Financial wellbeing in the age of COVID-19: how you can help
Employees’ financial wellbeing has always mattered. Now the pandemic has raised more questions than ever, what can employers do to help?
Over the last year, financial wellbeing has become more important to employees. But the term itself can be a little misleading: this form of wellbeing isn’t necessarily about how much money you have in your pocket – it’s about feeling in control and having a level of certainty about the future.
As an employer, it can feel challenging to offer the right support at the right time. The pandemic has raised many questions when it comes to individuals’ finances.
Financial wellbeing priorities may be changing for many, in tune with the unusual times we’re all experiencing. But one thing that hasn’t changed is the ongoing concern about retirement that many employees feel. How much will they need to save, when will they be able to retire, and what will retirement look like? Indeed, a period of enforced restriction may have caused some to think more deeply about retirement and whether they will be able to do the things they want in the years after work.
This is one area of financial wellbeing that employers can easily help with.
While a record number of people are saving in workplace pensions, our report Embracing the Age of Ambiguity (PDF 9.2 MB) showed that less than a third (28%) Footnote 1 feel aware how much they need to save to fund the lifestyle they want in retirement.
During 2020, we saw that employees and members were continuing to engage with their pensions. The questions they were asking largely related to the same areas of uncertainty which concerned them before the pandemic. That said, we did encounter a number of specific queries relating to the issues surrounding the pandemic.
To help employers deal with these, we’ve answered three of the most commonly asked questions below:
- Has there been any significant change to workplace pension regulation during the pandemic?
No. The core rules overseeing workplace pensions haven’t changed in the wake of the pandemic. Today, all employers must provide their employees with a workplace pension, and they must automatically enrol all eligible employees into it.

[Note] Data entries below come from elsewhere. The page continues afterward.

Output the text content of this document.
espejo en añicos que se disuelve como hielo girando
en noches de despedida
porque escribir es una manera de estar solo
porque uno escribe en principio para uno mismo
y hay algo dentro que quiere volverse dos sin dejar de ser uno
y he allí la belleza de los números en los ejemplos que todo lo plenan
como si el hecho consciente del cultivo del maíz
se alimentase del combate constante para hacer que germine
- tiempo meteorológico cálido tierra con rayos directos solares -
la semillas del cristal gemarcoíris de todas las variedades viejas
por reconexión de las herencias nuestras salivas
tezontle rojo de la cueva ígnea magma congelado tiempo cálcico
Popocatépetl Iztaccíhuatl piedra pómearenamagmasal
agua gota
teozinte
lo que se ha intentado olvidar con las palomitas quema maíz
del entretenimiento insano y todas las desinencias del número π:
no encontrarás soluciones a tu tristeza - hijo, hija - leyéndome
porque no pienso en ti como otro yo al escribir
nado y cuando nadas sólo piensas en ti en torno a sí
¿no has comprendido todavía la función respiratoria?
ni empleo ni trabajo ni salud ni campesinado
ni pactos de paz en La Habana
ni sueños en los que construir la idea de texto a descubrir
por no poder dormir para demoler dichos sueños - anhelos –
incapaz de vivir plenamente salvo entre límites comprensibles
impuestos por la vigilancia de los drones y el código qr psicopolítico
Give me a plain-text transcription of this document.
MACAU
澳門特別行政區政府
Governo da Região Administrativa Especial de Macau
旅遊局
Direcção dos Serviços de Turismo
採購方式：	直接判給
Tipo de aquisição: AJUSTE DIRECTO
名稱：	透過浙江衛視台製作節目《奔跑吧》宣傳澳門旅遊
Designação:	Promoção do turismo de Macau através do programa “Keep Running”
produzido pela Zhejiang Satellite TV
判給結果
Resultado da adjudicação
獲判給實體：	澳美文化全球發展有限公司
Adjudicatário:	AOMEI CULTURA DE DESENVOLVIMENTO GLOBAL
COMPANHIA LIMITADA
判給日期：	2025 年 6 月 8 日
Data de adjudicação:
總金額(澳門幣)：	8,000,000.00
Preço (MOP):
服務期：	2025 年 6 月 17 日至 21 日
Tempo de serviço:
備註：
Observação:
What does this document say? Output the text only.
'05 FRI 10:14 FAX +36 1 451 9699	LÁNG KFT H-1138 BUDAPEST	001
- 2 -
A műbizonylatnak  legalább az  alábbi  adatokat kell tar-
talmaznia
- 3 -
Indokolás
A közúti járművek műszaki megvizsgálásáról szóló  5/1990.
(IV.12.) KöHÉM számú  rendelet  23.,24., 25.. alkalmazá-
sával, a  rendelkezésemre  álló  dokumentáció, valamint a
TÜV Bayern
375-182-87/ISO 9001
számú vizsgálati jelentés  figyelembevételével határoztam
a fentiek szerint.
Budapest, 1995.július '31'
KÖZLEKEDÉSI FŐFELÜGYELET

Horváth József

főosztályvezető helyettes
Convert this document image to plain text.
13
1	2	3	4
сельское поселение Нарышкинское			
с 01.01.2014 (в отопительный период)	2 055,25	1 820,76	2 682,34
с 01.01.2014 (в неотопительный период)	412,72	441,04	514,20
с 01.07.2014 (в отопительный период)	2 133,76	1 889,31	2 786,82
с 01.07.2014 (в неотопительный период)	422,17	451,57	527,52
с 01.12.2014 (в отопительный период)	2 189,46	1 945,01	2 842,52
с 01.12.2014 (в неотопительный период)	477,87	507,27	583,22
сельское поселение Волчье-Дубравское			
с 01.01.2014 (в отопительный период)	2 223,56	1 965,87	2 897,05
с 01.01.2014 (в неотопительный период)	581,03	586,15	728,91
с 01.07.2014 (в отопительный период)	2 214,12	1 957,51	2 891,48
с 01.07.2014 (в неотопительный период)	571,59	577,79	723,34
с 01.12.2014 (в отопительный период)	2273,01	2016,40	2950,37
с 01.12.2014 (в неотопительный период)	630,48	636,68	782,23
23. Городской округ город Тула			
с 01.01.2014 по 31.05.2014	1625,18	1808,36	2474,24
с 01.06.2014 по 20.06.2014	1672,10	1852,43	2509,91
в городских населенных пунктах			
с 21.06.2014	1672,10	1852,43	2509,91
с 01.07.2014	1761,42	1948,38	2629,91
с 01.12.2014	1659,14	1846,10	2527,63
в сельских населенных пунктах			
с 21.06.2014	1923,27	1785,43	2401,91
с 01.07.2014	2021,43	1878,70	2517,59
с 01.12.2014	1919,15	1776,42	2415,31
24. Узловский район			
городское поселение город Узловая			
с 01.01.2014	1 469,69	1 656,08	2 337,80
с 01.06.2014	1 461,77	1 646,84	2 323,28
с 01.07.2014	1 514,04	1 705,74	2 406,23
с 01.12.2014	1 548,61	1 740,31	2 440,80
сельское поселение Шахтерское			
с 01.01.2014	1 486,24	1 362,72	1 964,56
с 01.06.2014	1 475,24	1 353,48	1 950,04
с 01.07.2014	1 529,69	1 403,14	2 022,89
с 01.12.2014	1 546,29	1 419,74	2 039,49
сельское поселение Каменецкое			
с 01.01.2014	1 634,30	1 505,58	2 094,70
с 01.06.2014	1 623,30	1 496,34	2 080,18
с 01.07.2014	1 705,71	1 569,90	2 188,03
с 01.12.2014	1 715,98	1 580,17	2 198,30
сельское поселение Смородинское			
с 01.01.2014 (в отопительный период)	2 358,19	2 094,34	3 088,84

- Can employers or employees increase, reduce, or stop pension contributions during the pandemic?
Yes. As before the pandemic, most employees can continue to increase, decrease or stop their workplace pension contributions. Any changes, however, should be carefully considered before they’re implemented. A decision to reduce or stop contributing to a workplace pension is likely to also mean a reduction or stopping of contributions from the employer. This could have detrimental implications for employees’ retirement plans, as less saving is likely to mean less income in retirement. Anyone wanting to read more about this can find information on our help and support page.
- Can employees access their pension savings during the pandemic?
It depends on their age. Unlike the state pension, workplace pensions can typically be accessed from age 55. Employees should view any suggestion that they can access workplace pensions before age 55 with great suspicion, as this could be a sign of a pension scam. If you have employees who are considering accessing their pension, it’s important that they should take time to consider their options carefully.
We’d also recommend that employees should get financial advice before making a decision. Anyone considering ways to access a pension should also contact Pension Wise, a government-backed agency. Their free guidance service will outline the key points to be considered before acting.
Help your employees learn more about managing their finances
By providing employees with clear and easy-to-access information, you can help them better understand what’s available to them and get to grips with the choices they need to make. This kind of assistance can also add to their motivation and further enhance your own standing as a responsible and caring employer.
It’s also true to say that offering accurate information needn’t put too much of a burden on your own time or resources. The provider of your workplace pension – or the scheme’s trustees – should be able to work with you to produce and distribute useful and engaging material for your employees. Many providers now offer online access to make it easier for scheme members to manage their pensions, with tools designed to help them better understand the impacts of any changes they may choose to make.
All of this can make a big difference to the financial wellbeing of your employees. Feeling a greater sense of control over the future can have a strongly positive effect on quality of life right now… no matter how challenging the present may be.